One of my Twiiter friends, @Vatsek, tweeted the following to me last night:
Have you seen this? Helicopter crashes at Texas A&M, killing one — CNN News web page
First of all, I do want to make it clear to folks that I don’t normally go out of my way to track down news stories about helicopter crashes — unless they’re local or there’s a chance I might know the pilot. But since @Vatsek tweeted it to me, I figured I’d better check it out to see why he’d flagged it. I found the article on CNN.com, “Helicopter crashes at Texas A&M, killing one.”
It was a brief piece with an overhead view of what looked like a helicopter that someone with a very large foot had stepped on. Included in the text were these sentences:
…The copter, which was heavily damaged, was attempting to take off when it crashed. A rudder apparently failed, the university statement said….
“All of the sudden, he dropped straight back down into the ground,” [a witness said]…
I have two problems with these statements:
- A standard helicopter does not have a “rudder.” It has a tail rotor, which is controlled with anti-torque pedals.

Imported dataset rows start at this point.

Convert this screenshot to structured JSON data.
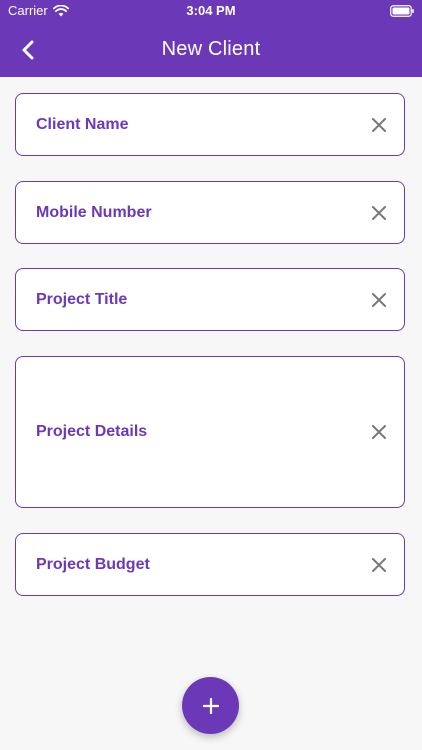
{
  "status_bar": {
    "carrier": "Carrier",
    "time": "3:04 PM"
  },
  "nav": {
    "title": "New Client",
    "back_icon": "chevron-left-icon"
  },
  "form": {
    "fields": [
      {
        "label": "Client Name",
        "clear_icon": "close-icon"
      },
      {
        "label": "Mobile Number",
        "clear_icon": "close-icon"
      },
      {
        "label": "Project Title",
        "clear_icon": "close-icon"
      },
      {
        "label": "Project Details",
        "clear_icon": "close-icon"
      },
      {
        "label": "Project Budget",
        "clear_icon": "close-icon"
      }
    ]
  },
  "fab": {
    "icon": "plus-icon"
  },
  "colors": {
    "primary": "#6b39b8",
    "background": "#f7f7f8",
    "clear_icon": "#777777"
  }
}
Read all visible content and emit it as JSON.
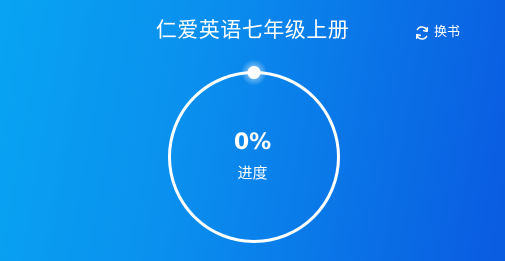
{
  "header": {
    "title": "仁爱英语七年级上册",
    "switch_label": "换书",
    "switch_icon": "refresh-icon"
  },
  "progress": {
    "value_text": "0%",
    "value": 0,
    "label": "进度"
  },
  "colors": {
    "background_start": "#08a4f2",
    "background_end": "#0a5be0",
    "ring": "#ffffff",
    "text": "#ffffff"
  }
}
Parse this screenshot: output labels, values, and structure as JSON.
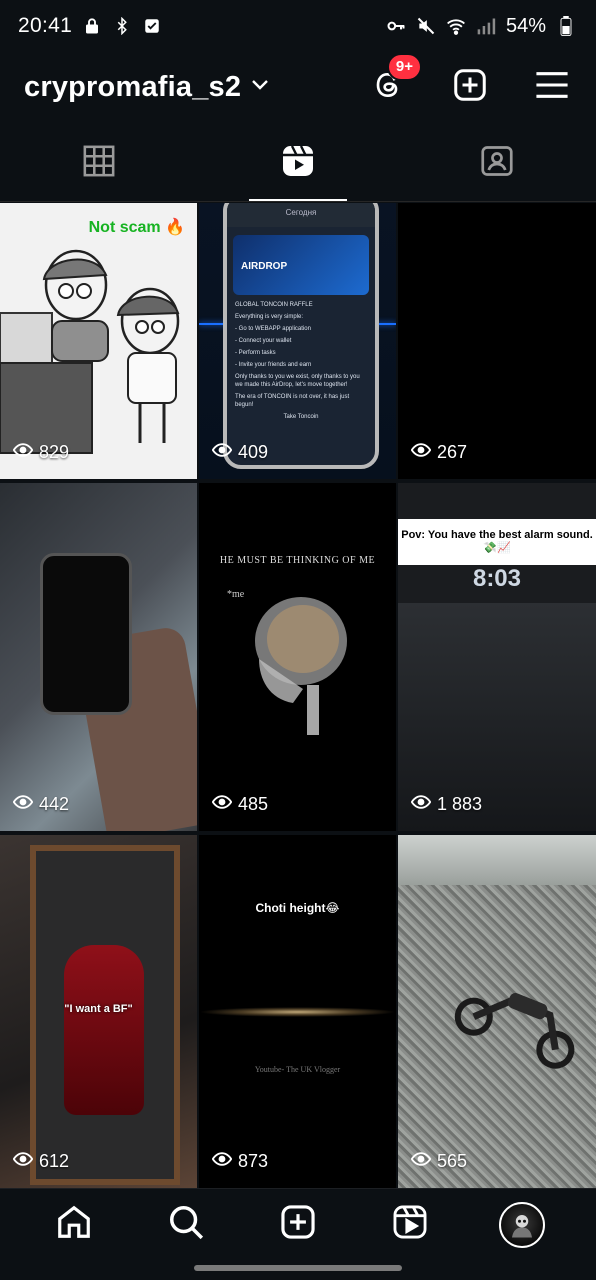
{
  "status_bar": {
    "time": "20:41",
    "battery": "54%",
    "icons_left": [
      "lock-icon",
      "bluetooth-icon",
      "check-square-icon"
    ],
    "icons_right": [
      "key-icon",
      "mute-icon",
      "wifi-icon",
      "signal-icon",
      "battery-icon"
    ]
  },
  "header": {
    "username": "crypromafia_s2",
    "threads_badge": "9+"
  },
  "tabs": [
    {
      "name": "grid",
      "icon": "grid-icon",
      "active": false
    },
    {
      "name": "reels",
      "icon": "reels-icon",
      "active": true
    },
    {
      "name": "tagged",
      "icon": "tagged-icon",
      "active": false
    }
  ],
  "reels": [
    {
      "views": "829",
      "caption": "Not scam 🔥"
    },
    {
      "views": "409",
      "phone_header": "Сегодня",
      "banner": "AIRDROP",
      "lines": [
        "GLOBAL TONCOIN RAFFLE",
        "Everything is very simple:",
        "- Go to WEBAPP application",
        "- Connect your wallet",
        "- Perform tasks",
        "- Invite your friends and earn",
        "Only thanks to you we exist, only thanks to you we made this AirDrop, let's move together!",
        "The era of TONCOIN is not over, it has just begun!",
        "Take Toncoin"
      ]
    },
    {
      "views": "267"
    },
    {
      "views": "442"
    },
    {
      "views": "485",
      "caption": "HE MUST BE THINKING OF ME",
      "subcaption": "*me"
    },
    {
      "views": "1 883",
      "caption": "Pov: You have the best alarm sound.💸📈",
      "clock": "8:03"
    },
    {
      "views": "612",
      "caption": "\"I want a BF\""
    },
    {
      "views": "873",
      "caption": "Choti height😂",
      "credit": "Youtube- The UK Vlogger"
    },
    {
      "views": "565"
    }
  ],
  "bottom_nav": [
    "home-icon",
    "search-icon",
    "create-icon",
    "reels-icon",
    "profile-avatar"
  ]
}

Those pedals resemble rudder pedals on an airplane, but they are not rudder pedals because a helicopter does not have a rudder.
- If a helicopter’s tail rotor (anti-torque system) failed, the helicopter would not come “straight down.” It would be spinning like crazy. That’s because the tail rotor prevents it from spinning like crazy. If it failed, it would spin. And it’s pretty clear from the photo in the article that the helicopter was not spinning like crazy when it hit the ground.
This is yet another example of the media speculating, with absolutely no knowledge, about the cause of an accident, spreading misinformation among the public. What’s even worse about this is that if they asked any helicopter pilot — even a new student pilot — to fact check their story, they could have gotten it corrected with, at the very least, the proper terminology for the tail rotor/anti-torque system.